In the language I'm grammaring here, I want to allow custom operator definitions whose identifiers fall into the Unicode categories S,P,Me (symbols, punctuations, enclosing-marks) but exclude the below bracketing chars and comma:
// Punctuation
L_PAREN : '(';
R_PAREN : ')';
L_CURLY : '{';
R_CURLY : '}';
L_BRACKET : '[';
R_BRACKET : ']';
COMMA : ',';
// Operator Identifiers
NO_OP : (L_PAREN | R_PAREN | L_BRACKET | R_BRACKET | L_CURLY | R_CURLY | COMMA);
IDENT_OP_LIKE : (UNICODE_OPISH ~NO_OP)+;
fragment UNICODE_OPISH : [\p{S}\p{P}\p{Me}];
but the ~NO_OP
part of IDENT_OP_LIKE
errors with: "rule reference NO_OP is not currently supported in a set" but I guess I'm just mistaken in my idea of how to express this exclusion-from-set.
Is there any better / supported way to express this in one's Antlr4 Lexers?
(I also tried fragment UNICODE_OPISH : [\p{S}\p{P}\p{Me}~{},[\]()];
but that complains about "chars used multiple times", understandable since they already were produced from the \p
s.)
~NO_OP
is simply not supported by ANTLR: you cannot negate another rule. You can do this: ~[(){}\[\],]
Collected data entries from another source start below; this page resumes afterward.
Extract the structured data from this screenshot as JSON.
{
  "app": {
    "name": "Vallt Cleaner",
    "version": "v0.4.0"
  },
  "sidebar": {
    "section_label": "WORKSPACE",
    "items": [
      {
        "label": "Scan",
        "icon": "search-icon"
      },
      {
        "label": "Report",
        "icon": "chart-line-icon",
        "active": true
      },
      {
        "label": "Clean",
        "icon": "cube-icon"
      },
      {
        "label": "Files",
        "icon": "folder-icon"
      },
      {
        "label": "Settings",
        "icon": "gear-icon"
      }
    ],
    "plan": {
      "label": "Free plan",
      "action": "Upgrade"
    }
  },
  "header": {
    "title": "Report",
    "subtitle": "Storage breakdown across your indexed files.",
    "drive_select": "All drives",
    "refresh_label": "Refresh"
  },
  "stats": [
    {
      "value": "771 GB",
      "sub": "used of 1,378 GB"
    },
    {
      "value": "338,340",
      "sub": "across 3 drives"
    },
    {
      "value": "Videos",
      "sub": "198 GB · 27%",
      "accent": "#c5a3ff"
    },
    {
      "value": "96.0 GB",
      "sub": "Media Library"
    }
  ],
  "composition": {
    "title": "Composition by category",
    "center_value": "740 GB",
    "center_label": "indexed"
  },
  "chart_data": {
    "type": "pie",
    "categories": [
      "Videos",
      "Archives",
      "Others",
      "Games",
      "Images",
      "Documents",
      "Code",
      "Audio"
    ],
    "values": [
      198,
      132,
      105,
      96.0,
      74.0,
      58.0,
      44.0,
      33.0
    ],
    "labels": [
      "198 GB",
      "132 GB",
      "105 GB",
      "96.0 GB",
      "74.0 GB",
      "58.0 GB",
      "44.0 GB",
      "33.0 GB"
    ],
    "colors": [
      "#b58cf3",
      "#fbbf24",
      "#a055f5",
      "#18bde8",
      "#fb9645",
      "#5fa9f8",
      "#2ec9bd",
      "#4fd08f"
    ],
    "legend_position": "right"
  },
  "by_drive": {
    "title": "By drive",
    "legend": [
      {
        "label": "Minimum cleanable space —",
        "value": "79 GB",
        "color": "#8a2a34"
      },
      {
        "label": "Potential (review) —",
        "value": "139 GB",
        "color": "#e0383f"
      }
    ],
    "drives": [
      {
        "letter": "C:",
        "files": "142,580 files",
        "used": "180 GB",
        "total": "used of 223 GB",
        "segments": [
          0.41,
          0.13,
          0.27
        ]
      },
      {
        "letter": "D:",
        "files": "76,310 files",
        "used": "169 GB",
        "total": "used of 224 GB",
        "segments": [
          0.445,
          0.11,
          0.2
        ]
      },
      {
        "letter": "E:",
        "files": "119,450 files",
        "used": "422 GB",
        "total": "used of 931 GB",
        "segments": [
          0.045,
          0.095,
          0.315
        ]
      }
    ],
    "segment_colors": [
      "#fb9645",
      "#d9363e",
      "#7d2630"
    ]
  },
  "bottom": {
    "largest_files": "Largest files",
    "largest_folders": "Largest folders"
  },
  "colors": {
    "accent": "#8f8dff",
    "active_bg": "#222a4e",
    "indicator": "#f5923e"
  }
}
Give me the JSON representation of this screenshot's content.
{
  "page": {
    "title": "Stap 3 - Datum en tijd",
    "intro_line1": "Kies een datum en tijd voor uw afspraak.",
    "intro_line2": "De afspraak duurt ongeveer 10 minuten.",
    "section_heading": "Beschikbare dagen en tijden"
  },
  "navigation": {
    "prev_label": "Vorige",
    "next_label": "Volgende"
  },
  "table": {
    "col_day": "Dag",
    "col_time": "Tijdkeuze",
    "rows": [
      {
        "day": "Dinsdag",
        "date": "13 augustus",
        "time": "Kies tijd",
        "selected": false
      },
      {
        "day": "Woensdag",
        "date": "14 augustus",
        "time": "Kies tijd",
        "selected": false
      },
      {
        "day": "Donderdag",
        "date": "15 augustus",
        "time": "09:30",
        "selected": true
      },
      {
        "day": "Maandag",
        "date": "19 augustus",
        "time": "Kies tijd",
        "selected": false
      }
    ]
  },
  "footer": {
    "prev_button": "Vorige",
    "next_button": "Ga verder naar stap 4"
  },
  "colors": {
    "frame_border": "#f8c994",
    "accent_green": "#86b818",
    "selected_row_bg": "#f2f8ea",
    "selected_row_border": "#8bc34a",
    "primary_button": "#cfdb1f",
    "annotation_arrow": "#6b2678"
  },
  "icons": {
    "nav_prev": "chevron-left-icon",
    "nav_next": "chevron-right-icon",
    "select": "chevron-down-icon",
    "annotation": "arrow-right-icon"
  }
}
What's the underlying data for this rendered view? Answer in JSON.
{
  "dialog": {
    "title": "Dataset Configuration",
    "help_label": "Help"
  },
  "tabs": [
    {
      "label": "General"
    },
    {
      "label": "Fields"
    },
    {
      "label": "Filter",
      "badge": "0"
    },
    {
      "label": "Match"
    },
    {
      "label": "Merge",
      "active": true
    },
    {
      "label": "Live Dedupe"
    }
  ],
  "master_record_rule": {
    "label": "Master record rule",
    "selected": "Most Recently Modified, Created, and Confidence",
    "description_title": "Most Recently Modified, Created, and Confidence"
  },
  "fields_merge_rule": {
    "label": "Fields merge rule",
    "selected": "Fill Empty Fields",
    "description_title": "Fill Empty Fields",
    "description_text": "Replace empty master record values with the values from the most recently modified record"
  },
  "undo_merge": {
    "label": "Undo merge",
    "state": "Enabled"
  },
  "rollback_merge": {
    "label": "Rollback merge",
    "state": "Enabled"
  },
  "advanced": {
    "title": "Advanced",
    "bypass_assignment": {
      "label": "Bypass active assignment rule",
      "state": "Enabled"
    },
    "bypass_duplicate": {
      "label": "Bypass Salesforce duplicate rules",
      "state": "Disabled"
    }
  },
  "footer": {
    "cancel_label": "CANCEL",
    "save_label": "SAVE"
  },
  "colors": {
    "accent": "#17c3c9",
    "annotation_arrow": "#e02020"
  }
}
to match any character other than (
, )
, {
, }
, [
, ]
and ,
.
However, when doing:
IDENT_OP_LIKE : (UNICODE_OPISH ~[(){}\[\],])+;
the UNICODE_OPISH
will still match the characters negated by ~[(){}\[\],]
. Besides, ~[(){}\[\],]
would also match digits and letters.
If you want IDENT_OP_LIKE
to match any character from the sets \p{S}
, \p{P}
and \p{Me}
except (
, )
, {
, }
, [
, ]
and ,
, you must remove \p{P}
and create a set without these characters:
IDENT_OP_LIKE
: (UNICODE_OPISH | P_WITHOUT_SOME)+
;
fragment P_WITHOUT_SOME
: [,.?/;:"'_\-] // manually add all chars except `(`, `)`, `{`, `}`, `[`, `]` and `,`
;
fragment UNICODE_OPISH
: [\p{S}\p{Me}]
;